Part of managing medical communication includes effectively leading meetings so that they drive documents forward to successful completion.
Whether you're preparing to lead your first meeting or kicking off a new project, follow these best practices to meet your objectives. These best practices apply whether your meeting is in‑person or online.
- Be prepared. Medical writing requires precision, and precision requires preparation. Before the meeting, create a list of the meeting’s goals, including an outline of key discussion topics. Go beyond mere brainstorming and gather the materials—key statistics, case studies, and exemplars, for instance—that are necessary to support your discussions of the main topics.
If your meeting is via conference call, do a dry run with your software a few days beforehand to make sure you can share your screen, turn your video and audio on and off, and assist participants with these functions. Initiate the meeting at least 20 minutes prior to the scheduled start time to make sure it’s ready when participants log on.
- Get to know your participants. With project management, it’s important to remember the critical role of group dynamics. If you plan to lead a meeting with a new team, take time for introductions. Learn each participant’s name and team role.
If time allows, take personal notes on group dynamics and individual dispositions. Who seems most committed to the project? Who readily offers assistance and who seems cautious, reticent, or even distracted? Notes on your first impressions could help you effectively communicate deadlines and assign responsibilities in the future.
- Communicate project goals and scope. For meetings centered around the creation of a specific document, ask attendees, “What does successful completion of this document actually look like?” Coming to a group agreement on the project goals gives each participant a clear vision of the end product.
Setting project goals should include the scope of each team member’s responsibilities. “Scope creep” can easily threaten a project’s success and derail timelines. Some meeting leaders find it helpful to keep the project goals and scope in view at all times, referring to them often throughout the meeting.
- Set a project timeline. Kickoff meetings naturally include a time to set milestones. If you are leading a mid‑project meeting or a gathering that isn’t attached to a specific project, this stage of the meeting might include delegating future tasks and discussing participants’ schedules.
Regardless of the focus of your meeting, it’s important to put milestones in place to make sure the process is progressing. Consider both soft and hard deadlines—when can team members expect to check in with their progress reports? When is your project's hard deadline?
- Wrap up by defining deliverables. At this point in the meeting, you will have gotten to know your team members, set goals, defined the scope, and discussed a timeline. Now you need to reiterate both what will be provided to the team—drafts and drop‑in content, for instance—and what deliverables will be expected from the team at the end of the project.
- Follow up.

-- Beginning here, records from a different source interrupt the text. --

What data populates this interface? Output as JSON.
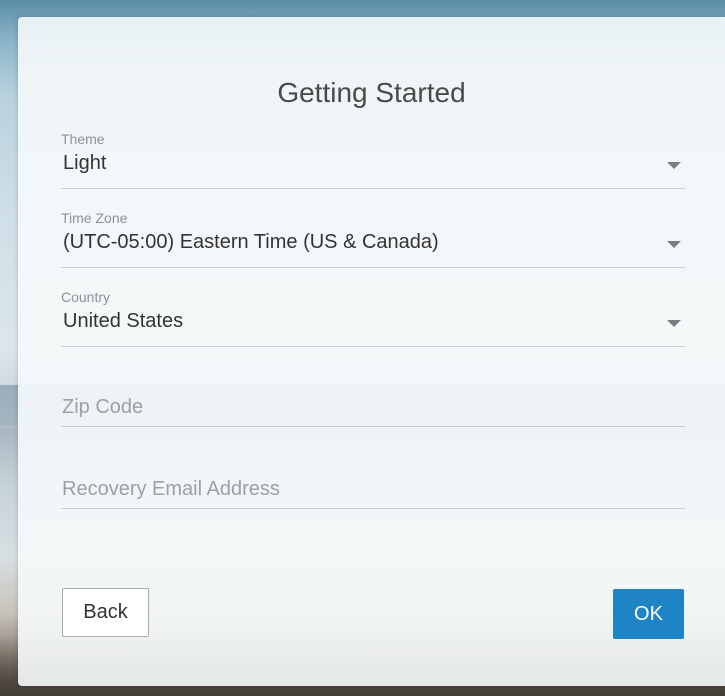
{
  "dialog": {
    "title": "Getting Started"
  },
  "theme": {
    "label": "Theme",
    "value": "Light"
  },
  "time_zone": {
    "label": "Time Zone",
    "value": "(UTC-05:00) Eastern Time (US & Canada)"
  },
  "country": {
    "label": "Country",
    "value": "United States"
  },
  "zip_code": {
    "placeholder": "Zip Code",
    "value": ""
  },
  "recovery_email": {
    "placeholder": "Recovery Email Address",
    "value": ""
  },
  "buttons": {
    "back_label": "Back",
    "ok_label": "OK"
  },
  "colors": {
    "primary": "#1f84c6",
    "divider": "#c9cfd3"
  }
}
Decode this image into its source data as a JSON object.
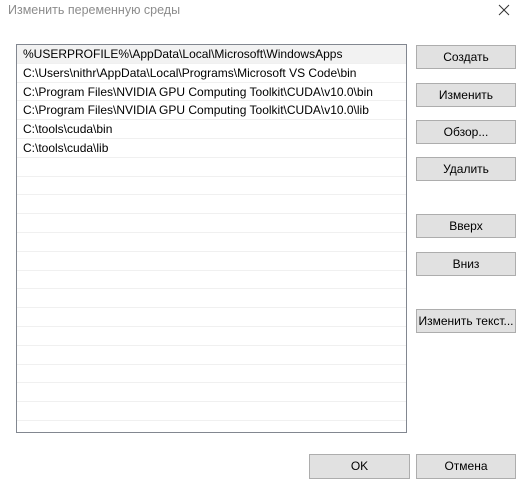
{
  "window": {
    "title": "Изменить переменную среды"
  },
  "list": {
    "items": [
      "%USERPROFILE%\\AppData\\Local\\Microsoft\\WindowsApps",
      "C:\\Users\\nithr\\AppData\\Local\\Programs\\Microsoft VS Code\\bin",
      "C:\\Program Files\\NVIDIA GPU Computing Toolkit\\CUDA\\v10.0\\bin",
      "C:\\Program Files\\NVIDIA GPU Computing Toolkit\\CUDA\\v10.0\\lib",
      "C:\\tools\\cuda\\bin",
      "C:\\tools\\cuda\\lib"
    ],
    "selected_index": 0
  },
  "buttons": {
    "create": "Создать",
    "edit": "Изменить",
    "browse": "Обзор...",
    "delete": "Удалить",
    "up": "Вверх",
    "down": "Вниз",
    "edit_text": "Изменить текст...",
    "ok": "OK",
    "cancel": "Отмена"
  },
  "icons": {
    "close": "close-icon"
  }
}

Just as preparation before the meeting sets the tone for your success, following up with your team after a meeting assures participants that the project will move forward according to plan. Following up swiftly and succinctly can help you leverage the momentum generated by the meeting.
As immediately as possible—and definitely within 5 days—follow up with your meeting participants:
- Include the names of all participants, the meeting date, and an agreed‑upon objective.

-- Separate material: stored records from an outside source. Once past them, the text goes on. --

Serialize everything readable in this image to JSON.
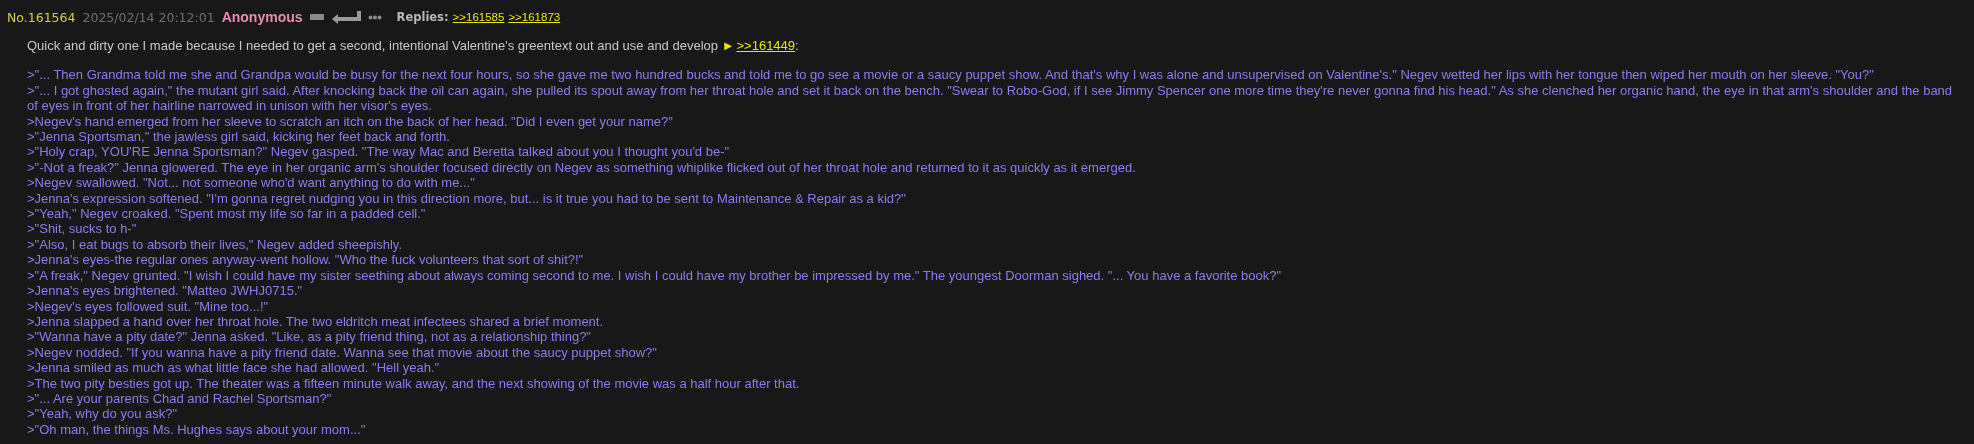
{
  "post": {
    "number": "No.161564",
    "date": "2025/02/14 20:12:01",
    "name": "Anonymous",
    "replies_label": "Replies:",
    "replies": [
      ">>161585",
      ">>161873"
    ],
    "intro": {
      "text": "Quick and dirty one I made because I needed to get a second, intentional Valentine's greentext out and use and develop ",
      "link_arrow": "►",
      "link": ">>161449",
      "after": ":"
    },
    "lines": [
      ">\"... Then Grandma told me she and Grandpa would be busy for the next four hours, so she gave me two hundred bucks and told me to go see a movie or a saucy puppet show. And that's why I was alone and unsupervised on Valentine's.\" Negev wetted her lips with her tongue then wiped her mouth on her sleeve. \"You?\"",
      ">\"... I got ghosted again,\" the mutant girl said. After knocking back the oil can again, she pulled its spout away from her throat hole and set it back on the bench. \"Swear to Robo-God, if I see Jimmy Spencer one more time they're never gonna find his head.\" As she clenched her organic hand, the eye in that arm's shoulder and the band of eyes in front of her hairline narrowed in unison with her visor's eyes.",
      ">Negev's hand emerged from her sleeve to scratch an itch on the back of her head. \"Did I even get your name?\"",
      ">\"Jenna Sportsman,\" the jawless girl said, kicking her feet back and forth.",
      ">\"Holy crap, YOU'RE Jenna Sportsman?\" Negev gasped. \"The way Mac and Beretta talked about you I thought you'd be-\"",
      ">\"-Not a freak?\" Jenna glowered. The eye in her organic arm's shoulder focused directly on Negev as something whiplike flicked out of her throat hole and returned to it as quickly as it emerged.",
      ">Negev swallowed. \"Not... not someone who'd want anything to do with me...\"",
      ">Jenna's expression softened. \"I'm gonna regret nudging you in this direction more, but... is it true you had to be sent to Maintenance & Repair as a kid?\"",
      ">\"Yeah,\" Negev croaked. \"Spent most my life so far in a padded cell.\"",
      ">\"Shit, sucks to h-\"",
      ">\"Also, I eat bugs to absorb their lives,\" Negev added sheepishly.",
      ">Jenna's eyes-the regular ones anyway-went hollow. \"Who the fuck volunteers that sort of shit?!\"",
      ">\"A freak,\" Negev grunted. \"I wish I could have my sister seething about always coming second to me. I wish I could have my brother be impressed by me.\" The youngest Doorman sighed. \"... You have a favorite book?\"",
      ">Jenna's eyes brightened. \"Matteo JWHJ0715.\"",
      ">Negev's eyes followed suit. \"Mine too...!\"",
      ">Jenna slapped a hand over her throat hole. The two eldritch meat infectees shared a brief moment.",
      ">\"Wanna have a pity date?\" Jenna asked. \"Like, as a pity friend thing, not as a relationship thing?\"",
      ">Negev nodded. \"If you wanna have a pity friend date. Wanna see that movie about the saucy puppet show?\"",
      ">Jenna smiled as much as what little face she had allowed. \"Hell yeah.\"",
      ">The two pity besties got up. The theater was a fifteen minute walk away, and the next showing of the movie was a half hour after that.",
      ">\"... Are your parents Chad and Rachel Sportsman?\"",
      ">\"Yeah, why do you ask?\"",
      ">\"Oh man, the things Ms. Hughes says about your mom...\""
    ]
  }
}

- Summarize meeting action items and consensus decisions.
- Clarify tentative timelines.
- Reiterate goals, deliverables, and deliverable due dates.
Your meeting minutes will serve as a resource for others who might be documenting the broader project. They are also an excellent way to inform key stakeholders who missed the meeting or participants who will join the project at a later date.
As much as possible, keep your team members informed about organizational direction and big‑picture goals. This is the best way to ensure future meetings reap continued success.